Vêtu de gros chandails pendants, enfilés les uns sur les autres, et attachés par de gros boutons de bois, il se tenait droit sur sa chaise. Ses mains protégées par des mitaines en laine noire tenaient sur ses cuisses un bol de soupe chaude qui fumait en répandant ses vapeurs évanescentes. Son visage buriné par le soleil et plissé par de nombreuses heures de rigolade respirait la joie. Ses cheveux châtains, piqués de gris, étaient en bataille, et tombaient sur sa grosse écharpe noire.

Sur les épaules de ce bonhomme aux allures sympathiques se tenait agrippé avec fermeté un petit singe laineux des montagnes. Sa fourrure tombante et très longue, était blanche et brune, couleurs de camouflage des pays enneigés. Nature aime se cacher. Il était très calme et semblait somnoler à moitié.

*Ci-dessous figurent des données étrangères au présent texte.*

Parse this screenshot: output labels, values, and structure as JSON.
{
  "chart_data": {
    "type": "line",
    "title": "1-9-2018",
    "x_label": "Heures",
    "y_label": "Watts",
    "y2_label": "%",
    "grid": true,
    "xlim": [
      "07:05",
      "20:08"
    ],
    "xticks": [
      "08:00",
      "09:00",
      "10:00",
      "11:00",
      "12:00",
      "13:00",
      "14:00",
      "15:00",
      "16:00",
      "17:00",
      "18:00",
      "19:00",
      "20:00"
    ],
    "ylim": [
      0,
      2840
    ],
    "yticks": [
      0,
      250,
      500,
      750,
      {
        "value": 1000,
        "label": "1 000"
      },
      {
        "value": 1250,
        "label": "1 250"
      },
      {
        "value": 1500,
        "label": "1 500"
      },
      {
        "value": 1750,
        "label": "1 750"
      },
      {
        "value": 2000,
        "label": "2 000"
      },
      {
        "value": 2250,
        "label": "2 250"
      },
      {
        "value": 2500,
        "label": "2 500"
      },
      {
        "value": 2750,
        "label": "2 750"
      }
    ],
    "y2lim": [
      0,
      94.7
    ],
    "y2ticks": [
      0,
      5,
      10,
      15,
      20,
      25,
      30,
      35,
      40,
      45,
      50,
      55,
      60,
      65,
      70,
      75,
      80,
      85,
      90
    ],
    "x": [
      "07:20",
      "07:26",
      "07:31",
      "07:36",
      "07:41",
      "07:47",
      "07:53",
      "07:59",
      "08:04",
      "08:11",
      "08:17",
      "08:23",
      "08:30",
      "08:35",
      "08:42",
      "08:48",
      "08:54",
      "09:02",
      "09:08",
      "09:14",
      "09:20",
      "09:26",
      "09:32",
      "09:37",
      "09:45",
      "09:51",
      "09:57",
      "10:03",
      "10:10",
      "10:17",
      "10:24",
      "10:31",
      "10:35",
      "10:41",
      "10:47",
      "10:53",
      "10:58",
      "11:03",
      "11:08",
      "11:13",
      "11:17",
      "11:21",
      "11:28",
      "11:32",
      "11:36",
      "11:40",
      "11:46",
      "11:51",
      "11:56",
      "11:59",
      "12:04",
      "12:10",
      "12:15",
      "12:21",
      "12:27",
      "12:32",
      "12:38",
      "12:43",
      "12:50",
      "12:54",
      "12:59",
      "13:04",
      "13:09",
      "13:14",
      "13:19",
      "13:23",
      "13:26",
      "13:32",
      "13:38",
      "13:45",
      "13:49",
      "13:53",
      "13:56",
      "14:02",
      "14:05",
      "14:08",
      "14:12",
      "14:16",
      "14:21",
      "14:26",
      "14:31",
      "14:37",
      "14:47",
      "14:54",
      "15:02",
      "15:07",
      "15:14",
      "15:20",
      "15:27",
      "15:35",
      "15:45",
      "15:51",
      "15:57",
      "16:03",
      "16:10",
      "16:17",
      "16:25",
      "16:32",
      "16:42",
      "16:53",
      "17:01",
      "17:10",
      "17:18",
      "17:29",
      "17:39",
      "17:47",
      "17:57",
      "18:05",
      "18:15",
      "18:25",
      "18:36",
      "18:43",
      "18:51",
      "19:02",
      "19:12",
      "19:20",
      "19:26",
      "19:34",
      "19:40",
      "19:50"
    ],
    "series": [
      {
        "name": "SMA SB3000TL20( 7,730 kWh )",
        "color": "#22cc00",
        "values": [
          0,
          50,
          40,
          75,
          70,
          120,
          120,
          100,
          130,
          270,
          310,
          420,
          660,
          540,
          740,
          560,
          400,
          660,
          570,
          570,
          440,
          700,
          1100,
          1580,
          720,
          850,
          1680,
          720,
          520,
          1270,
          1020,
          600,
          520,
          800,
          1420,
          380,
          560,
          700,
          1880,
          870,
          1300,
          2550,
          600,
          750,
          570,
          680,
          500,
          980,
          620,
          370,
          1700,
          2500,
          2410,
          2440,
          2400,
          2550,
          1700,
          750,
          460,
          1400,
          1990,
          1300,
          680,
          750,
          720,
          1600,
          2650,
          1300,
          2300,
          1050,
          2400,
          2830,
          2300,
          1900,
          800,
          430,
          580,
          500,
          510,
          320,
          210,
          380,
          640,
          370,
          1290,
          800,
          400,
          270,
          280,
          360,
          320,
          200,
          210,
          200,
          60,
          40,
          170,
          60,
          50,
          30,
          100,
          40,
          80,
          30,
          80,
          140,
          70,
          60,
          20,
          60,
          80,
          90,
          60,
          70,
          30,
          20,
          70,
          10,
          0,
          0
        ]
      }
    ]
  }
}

Cet homme que tous dans la cité appelait le philosophe, tourna la tête vers Shakti et ses amis et leur fit un signe de salut chaleureux. Sur quoi Gaëtan le laissa et vint rejoindre la compagnie et commença à parler... toujours de cette manière vieillie qui crissait à leurs oreilles :

- Mes amis, vous fîtes bien de m'envoyer au Renifleur ! J'argumentai pied à pied pour qu'il daignât vous recevoir, il a fallu que je ressasse les risques, et les rixes, que vous subîtes ce jour ! Que confiant vous acceptassiez cependant de ne monter que vous deux, Dio et Tio.

- Pourquoi ? dit Shakti vexée.

- Les risques et les risques ? répéta Dio songeur pour lui-même.

- Il lui serait agréable que tu marchandasses, « de pique », avec lui pour une expédition autrement plus lucrative. Fallait-il que je marchandasse, « de trèfle », à votre place?

- Non tu as raison, bon je comprends, eux ils ne savent pas le prix des choses, ils ne savent que courir en tous sens.

- C'est pas vrai ! Tu vois, là, je discutais affaire pour les psy-mufles de notre prochaine ascension.

- Tu m'en diras tant !

- Ce n'est pas moi qui aie peur de ces beaux animaux, je dis ça, je dis rien...

- Je n'ai pas peur ! C'est... Bon ! Allez-y moi je profite de la musique après tout !

Et Shakti de s'installer plus au fond de sa chaise, semblant profiter des percussions rythmées sans plus se soucier des deux jeunes hommes.

- Eh Messieurs ! Que vous n'omissiez pas l'étiquette pour la Dame de la Forêt-Bercée !

Tio et Dio s'exécutèrent en haussant les sourcils et en soupirant.

Gaëtan, assis désormais seul avec Shakti, aussi rêveuse que boudeuse, se mit à déclamer tout haut devant son verre :

- « J'eusse aimé qu'il y eût des choses qui valussent qu'on leur sacrifiât le plaisir. » a dit un homme de l'ancien monde.

Il but d'une traite son hydromel, tandis que Shakti, elle, lui faisait les yeux ronds d'étonnement, elle ne comprenait pas bien ce que voulait dire cette phrase.

Tandis qu'ils marchaient entre les tables Tio demanda :

- Tu as compris tout ce qu'il a dit ?

- Franchement ?! Je crois... enfin dans les grandes lignes... par contre cette histoire d'étiquette j'ai rien compris !

Le cœur de Dio battait à tout rompre à l'idée de croiser le regard de l'elfette. Dans l'escalier, les deux gardes firent mine de les contrôler, Ils n'avaient rien de visibles mais les deux compères ne dévoilaient jamais tout leur équipement. Dio arrêta enfin son ami avant le pallier.

- Attends. Comment je fais si elle est là, si elle me parle ! et que je me transforme à nouveau en la voyant ?

- Et bien... euh, ne la regarde pas.

- C'est dur... je n'ai qu'une envie c'est...

- Ecoute mon chaud lapin, t'as envie de te faire transformer en « lapin » de laboratoire, ou de rat si tu préfères, parce que c'est comme ça que tu vas finir frangin !

- Vu comme ça oui...

- Alors regarde ailleurs ou par terre le temps qu'elle s'en aille.

Ils passèrent les arches de bois et entrèrent dans la salle. Dio fit un effort pour ne regarder que les grosses lames de parquet. Tio, lui, vit la fin d'une transaction étonnante.